Mr. Elderson then awoke, his foolish fears gone. He lit and smoked his pipe, mulled his dream, and eventually knocked the dying ashes from his pipe, leaving the cabin deathly dark. Instantly, a heavy body hit the floor with a dull, dead sound. He bolted and groped for his shotgun as he heard blows land, feet scuffle, and a woman shriek in mortal agony. His eyes futilely tried “to pierce the darkness” as the violence ended, and he heard the “faint intermittent gasping of some living, dying thing!”

But after lighting a fire, Mr. Elderson saw only his own tracks on the cabin’s dusty floor. Nothing was out of place. He tended his fire till dawn because “not for added years of life would I have permitted the little flame to expire again.”

Years later, Mr. Elderson met a man who had once hunted the area near that abandoned cabin. In fact, this hunter had found a skeleton in Macarger’s Gulch the year before, and a local newspaper reported the details.

The old shack had blown away, its floor planks parted, and its roof and walls scattered debris. The hunter found a plaid shawl between two floor timbers, wrapped about the female skeleton’s shoulders. The skull was fractured in several places, apparently by a blood-stained pick handle lying beneath boards nearby.

All evidence pointed to her husband, but the man was never found nor heard of again, even though the hunter had found a photo of him. Mr. Elderson asked to see the photo, and convulsively spat his coffee when recognizing the evil image from his dream inside the old cabin.
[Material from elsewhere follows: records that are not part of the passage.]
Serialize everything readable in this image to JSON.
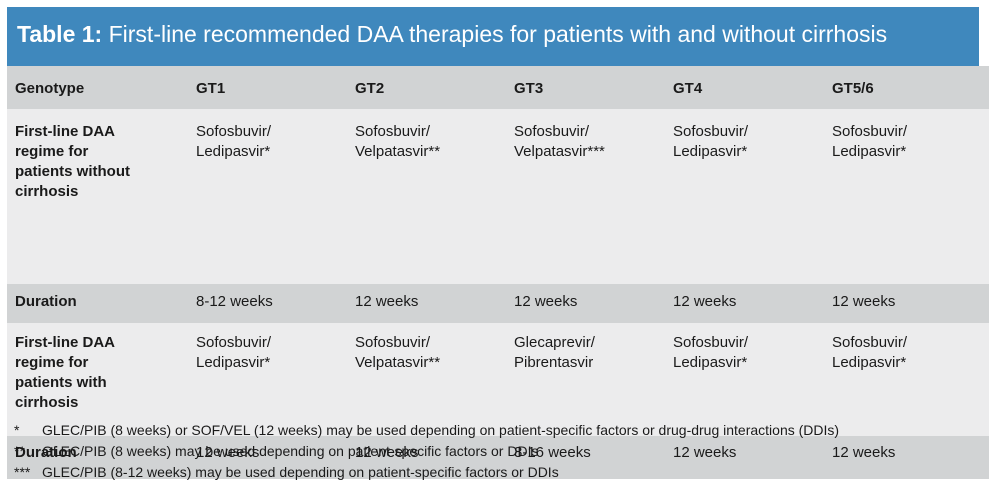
{
  "title": {
    "label": "Table 1:",
    "text": "First-line recommended DAA therapies for patients with and without cirrhosis"
  },
  "table": {
    "headers": [
      "Genotype",
      "GT1",
      "GT2",
      "GT3",
      "GT4",
      "GT5/6"
    ],
    "rows": [
      {
        "label": [
          "First-line DAA",
          "regime for",
          "patients without",
          "cirrhosis"
        ],
        "cells": [
          [
            "Sofosbuvir/",
            "Ledipasvir*"
          ],
          [
            "Sofosbuvir/",
            "Velpatasvir**"
          ],
          [
            "Sofosbuvir/",
            "Velpatasvir***"
          ],
          [
            "Sofosbuvir/",
            "Ledipasvir*"
          ],
          [
            "Sofosbuvir/",
            "Ledipasvir*"
          ]
        ]
      },
      {
        "label": [
          "Duration"
        ],
        "cells": [
          [
            "8-12 weeks"
          ],
          [
            "12 weeks"
          ],
          [
            "12 weeks"
          ],
          [
            "12 weeks"
          ],
          [
            "12 weeks"
          ]
        ]
      },
      {
        "label": [
          "First-line DAA",
          "regime for",
          "patients with",
          "cirrhosis"
        ],
        "cells": [
          [
            "Sofosbuvir/",
            "Ledipasvir*"
          ],
          [
            "Sofosbuvir/",
            "Velpatasvir**"
          ],
          [
            "Glecaprevir/",
            "Pibrentasvir"
          ],
          [
            "Sofosbuvir/",
            "Ledipasvir*"
          ],
          [
            "Sofosbuvir/",
            "Ledipasvir*"
          ]
        ]
      },
      {
        "label": [
          "Duration"
        ],
        "cells": [
          [
            "12 weeks"
          ],
          [
            "12 weeks"
          ],
          [
            "8-16 weeks"
          ],
          [
            "12 weeks"
          ],
          [
            "12 weeks"
          ]
        ]
      }
    ]
  },
  "footnotes": [
    {
      "mark": "*",
      "text": "GLEC/PIB (8 weeks) or SOF/VEL (12 weeks) may be used depending on patient-specific factors or drug-drug interactions (DDIs)"
    },
    {
      "mark": "**",
      "text": "GLEC/PIB (8 weeks) may be used depending on patient-specific factors or DDIs"
    },
    {
      "mark": "***",
      "text": "GLEC/PIB (8-12 weeks) may be used depending on patient-specific factors or DDIs"
    }
  ],
  "colors": {
    "title_bar": "#3f88bd",
    "row_dark": "#d1d3d4",
    "row_light": "#ececed"
  }
}
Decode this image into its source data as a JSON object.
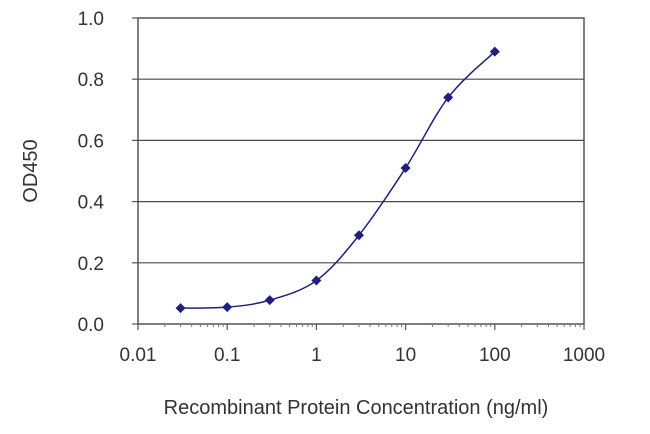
{
  "chart_data": {
    "type": "line",
    "xlabel": "Recombinant Protein Concentration (ng/ml)",
    "ylabel": "OD450",
    "xscale": "log",
    "xlim": [
      0.01,
      1000
    ],
    "ylim": [
      0.0,
      1.0
    ],
    "grid": "horizontal",
    "x_tick_labels": [
      "0.01",
      "0.1",
      "1",
      "10",
      "100",
      "1000"
    ],
    "x_tick_values": [
      0.01,
      0.1,
      1,
      10,
      100,
      1000
    ],
    "y_tick_labels": [
      "0.0",
      "0.2",
      "0.4",
      "0.6",
      "0.8",
      "1.0"
    ],
    "y_tick_values": [
      0.0,
      0.2,
      0.4,
      0.6,
      0.8,
      1.0
    ],
    "series": [
      {
        "x": [
          0.03,
          0.1,
          0.3,
          1,
          3,
          10,
          30,
          100
        ],
        "y": [
          0.052,
          0.055,
          0.078,
          0.142,
          0.29,
          0.51,
          0.74,
          0.89
        ]
      }
    ],
    "color": "#1f1f80"
  }
}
He knew that face with a “long scar extending from near the left temple diagonally downward into the black mustache.”

Next Time Twain

With that, I set the storybook aside, wondering why I hadn’t brought Mark Twain to Duren’s cabin instead of Ambrose Bierce. Still, I slept well and told everyone my tale the next morning.

And I’ll take Jimmy Rinella’s suggestion: I’ll buy Duren a copy of “Can Such Things Be?” I’ll then set it on his cabin’s bookshelf, and tug it out from the other books to subtly invite the next visitor to read it alone by headlamp.